The rivalry between Donald Trump and Ron DeSantis has spilt open after the Republican ex-president came swinging out against his one-time acolyte on Thursday night.
Mr. Trump belittled the Florida governor as an “average” politician whose achievement was owed to his patronage.
Mr. DeSantis, 44, stormed to re-appointment in Tuesday’s midterms, making him the Republicans’ biggest rising star and a clear challenger to Mr. Trump.
The ex-president warned him against it.
In an extensive statement, Mr. Trump dismissed Mr. DeSantis as a political lightweight who had come to him “in desperate shape” when running for his first term in office in 2017.
“Ron had low approval, bad polls, and no money, but he said that if I would Endorse [sic] him, he could win,” Mr. Trump said. “I also fixed his campaign, which had completely fallen apart.”
He proceeded to complain that Mr. DeSantis – to whom he had given the unflattering nickname “Ron DeSanctimonious” – was “playing games” by refusing to preclude a presidential bid in 2024, warning that he would be vanquished if would it be a good idea for him he does as such…
M.r Trump is widely expected to announce his plan to run again – and with the expectation of seizing the Republican nomination unopposed.
Notwithstanding, appointing midterms in which Republicans have failed to garner the large majority in the Place of Representatives that was normal – and are yet unable to say whether they have seized a majority in the Senate – has left many in the party laying the blame at Mr. Trump’s feet.
Citizens overall dismissed candidates who backed Mr. Trump’s unsupported claims of election fraud in 2020, and many of his high-profile picks for office battled or lost outright.

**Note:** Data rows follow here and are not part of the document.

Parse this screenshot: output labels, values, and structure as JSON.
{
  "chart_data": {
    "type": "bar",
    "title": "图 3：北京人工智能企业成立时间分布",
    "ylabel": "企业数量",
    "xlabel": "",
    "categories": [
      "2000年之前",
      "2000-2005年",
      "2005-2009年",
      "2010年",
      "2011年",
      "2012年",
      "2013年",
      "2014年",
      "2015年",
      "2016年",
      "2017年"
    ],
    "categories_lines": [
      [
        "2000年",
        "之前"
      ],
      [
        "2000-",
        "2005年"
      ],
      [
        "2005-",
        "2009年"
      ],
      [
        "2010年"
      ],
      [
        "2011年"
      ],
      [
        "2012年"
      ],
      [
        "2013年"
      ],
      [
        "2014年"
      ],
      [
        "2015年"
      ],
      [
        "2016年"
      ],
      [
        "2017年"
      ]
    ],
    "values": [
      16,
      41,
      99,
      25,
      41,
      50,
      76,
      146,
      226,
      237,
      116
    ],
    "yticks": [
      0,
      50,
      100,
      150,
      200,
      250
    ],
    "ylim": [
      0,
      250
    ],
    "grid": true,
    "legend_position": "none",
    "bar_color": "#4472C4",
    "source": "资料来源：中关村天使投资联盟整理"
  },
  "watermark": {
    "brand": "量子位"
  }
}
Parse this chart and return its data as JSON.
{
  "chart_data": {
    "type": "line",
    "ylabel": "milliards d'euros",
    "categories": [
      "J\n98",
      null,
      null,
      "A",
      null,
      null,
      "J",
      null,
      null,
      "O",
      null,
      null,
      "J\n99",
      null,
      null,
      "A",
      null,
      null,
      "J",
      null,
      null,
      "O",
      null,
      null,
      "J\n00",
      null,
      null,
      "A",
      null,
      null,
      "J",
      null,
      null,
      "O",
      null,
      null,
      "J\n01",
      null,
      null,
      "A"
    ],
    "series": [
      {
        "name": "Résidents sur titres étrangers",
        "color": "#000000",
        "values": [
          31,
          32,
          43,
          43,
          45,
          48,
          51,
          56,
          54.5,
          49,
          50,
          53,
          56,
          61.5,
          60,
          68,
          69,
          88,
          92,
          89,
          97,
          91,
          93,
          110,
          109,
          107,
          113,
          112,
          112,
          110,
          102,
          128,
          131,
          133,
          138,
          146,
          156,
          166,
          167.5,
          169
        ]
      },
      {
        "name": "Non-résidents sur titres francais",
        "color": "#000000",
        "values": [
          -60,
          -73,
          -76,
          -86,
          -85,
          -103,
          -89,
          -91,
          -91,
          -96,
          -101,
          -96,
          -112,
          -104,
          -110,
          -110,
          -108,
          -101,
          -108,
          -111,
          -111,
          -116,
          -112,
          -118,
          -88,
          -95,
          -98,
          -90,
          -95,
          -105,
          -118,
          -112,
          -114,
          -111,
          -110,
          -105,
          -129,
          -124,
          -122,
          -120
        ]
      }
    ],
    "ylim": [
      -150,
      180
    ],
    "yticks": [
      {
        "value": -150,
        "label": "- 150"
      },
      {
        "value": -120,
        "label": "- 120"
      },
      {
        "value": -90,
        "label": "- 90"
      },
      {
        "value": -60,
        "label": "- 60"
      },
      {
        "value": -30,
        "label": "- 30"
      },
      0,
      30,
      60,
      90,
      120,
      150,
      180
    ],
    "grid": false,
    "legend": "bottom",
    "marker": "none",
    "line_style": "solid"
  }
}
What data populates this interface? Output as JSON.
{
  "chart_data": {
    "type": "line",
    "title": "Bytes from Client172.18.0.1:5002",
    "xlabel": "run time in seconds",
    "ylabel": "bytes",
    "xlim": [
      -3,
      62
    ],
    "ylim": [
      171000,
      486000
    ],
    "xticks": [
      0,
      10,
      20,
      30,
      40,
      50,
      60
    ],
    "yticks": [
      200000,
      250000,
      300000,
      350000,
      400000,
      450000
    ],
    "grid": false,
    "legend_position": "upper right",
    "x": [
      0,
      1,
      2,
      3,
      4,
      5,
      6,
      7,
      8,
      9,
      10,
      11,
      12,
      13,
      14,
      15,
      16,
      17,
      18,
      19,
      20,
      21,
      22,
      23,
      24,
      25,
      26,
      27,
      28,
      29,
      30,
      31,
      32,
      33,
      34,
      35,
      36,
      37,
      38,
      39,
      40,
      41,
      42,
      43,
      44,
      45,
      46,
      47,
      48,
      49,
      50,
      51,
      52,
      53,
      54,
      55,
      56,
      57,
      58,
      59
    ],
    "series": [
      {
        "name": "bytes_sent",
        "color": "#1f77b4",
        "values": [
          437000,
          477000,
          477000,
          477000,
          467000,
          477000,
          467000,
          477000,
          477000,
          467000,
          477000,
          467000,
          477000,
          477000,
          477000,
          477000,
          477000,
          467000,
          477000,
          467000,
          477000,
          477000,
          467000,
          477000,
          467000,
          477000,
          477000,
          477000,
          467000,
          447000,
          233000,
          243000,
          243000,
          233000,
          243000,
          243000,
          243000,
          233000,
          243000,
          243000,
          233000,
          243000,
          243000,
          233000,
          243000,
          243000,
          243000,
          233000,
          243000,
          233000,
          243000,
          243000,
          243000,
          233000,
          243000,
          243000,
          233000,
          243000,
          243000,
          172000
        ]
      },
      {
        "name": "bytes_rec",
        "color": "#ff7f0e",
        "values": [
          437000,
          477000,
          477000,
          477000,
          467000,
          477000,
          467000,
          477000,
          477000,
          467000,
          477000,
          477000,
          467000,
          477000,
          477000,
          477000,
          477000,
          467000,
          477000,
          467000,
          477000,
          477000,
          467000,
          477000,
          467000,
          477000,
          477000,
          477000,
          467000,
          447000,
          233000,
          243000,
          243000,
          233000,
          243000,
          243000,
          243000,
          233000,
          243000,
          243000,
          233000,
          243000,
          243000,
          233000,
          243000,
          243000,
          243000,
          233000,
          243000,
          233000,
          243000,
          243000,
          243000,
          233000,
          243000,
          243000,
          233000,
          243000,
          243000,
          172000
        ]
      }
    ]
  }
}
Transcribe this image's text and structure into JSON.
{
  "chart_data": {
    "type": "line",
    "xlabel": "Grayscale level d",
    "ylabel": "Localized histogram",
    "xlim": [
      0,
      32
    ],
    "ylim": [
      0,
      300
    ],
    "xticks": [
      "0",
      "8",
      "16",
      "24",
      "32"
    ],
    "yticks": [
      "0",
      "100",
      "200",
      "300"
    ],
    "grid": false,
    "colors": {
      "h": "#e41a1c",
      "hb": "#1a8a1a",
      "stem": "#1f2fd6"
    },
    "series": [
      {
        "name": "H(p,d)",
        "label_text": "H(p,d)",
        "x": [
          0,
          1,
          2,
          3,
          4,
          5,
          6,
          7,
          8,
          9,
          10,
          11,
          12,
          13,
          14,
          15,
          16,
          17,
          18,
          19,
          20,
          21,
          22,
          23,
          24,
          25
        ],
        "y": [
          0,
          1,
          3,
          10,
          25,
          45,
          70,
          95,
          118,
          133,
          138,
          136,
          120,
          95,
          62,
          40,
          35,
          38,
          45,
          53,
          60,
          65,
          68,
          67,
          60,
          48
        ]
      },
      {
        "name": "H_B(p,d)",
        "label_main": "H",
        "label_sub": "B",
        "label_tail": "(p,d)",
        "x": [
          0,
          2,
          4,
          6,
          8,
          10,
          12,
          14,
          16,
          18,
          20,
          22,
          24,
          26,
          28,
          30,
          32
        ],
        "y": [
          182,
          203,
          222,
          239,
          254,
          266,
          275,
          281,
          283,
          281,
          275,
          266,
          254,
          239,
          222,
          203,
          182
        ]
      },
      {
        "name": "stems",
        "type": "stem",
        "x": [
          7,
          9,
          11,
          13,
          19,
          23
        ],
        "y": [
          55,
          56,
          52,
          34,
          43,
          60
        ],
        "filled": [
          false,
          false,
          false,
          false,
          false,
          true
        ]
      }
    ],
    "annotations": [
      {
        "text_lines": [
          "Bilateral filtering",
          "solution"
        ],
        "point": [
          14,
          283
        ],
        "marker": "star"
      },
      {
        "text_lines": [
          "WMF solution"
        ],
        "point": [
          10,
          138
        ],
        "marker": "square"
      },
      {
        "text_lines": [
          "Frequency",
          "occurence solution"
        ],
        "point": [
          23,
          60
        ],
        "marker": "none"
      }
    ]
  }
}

“Republicans have followed Donald Trump off the side of a cliff,” one former Trump adviser, David Urban, told the New York Times.
“I think he needs to put it [his campaign announcement] on pause,” Kayleigh McEnany, Trump’s former press secretary, told Fox News.
M..r DeSantis’ 20-point win over his Democratic rival Charlie Crist, has, conversely, established his status as a coming man.
In particular, his margin of victory in Miami-Dade province – one of Florida’s largest, and traditionally a Democratic stronghold – was the largest won by a Republican in four decades.
In 2016, Democratic presidential candidate Hillary Clinton won by 29 percentage points. On Tuesday, Mr. DeSantis won 55% of the vote there.
According to an October Ipsos survey, 72% of registered Republicans said M..r DeSantis ought to have a great deal or great amount of influence on the eventual fate of the party, compared to 64% who said the same of Mr. Trump, 76.
The governor did not immediately respond to Mr. Trump’s jibes on Thursday.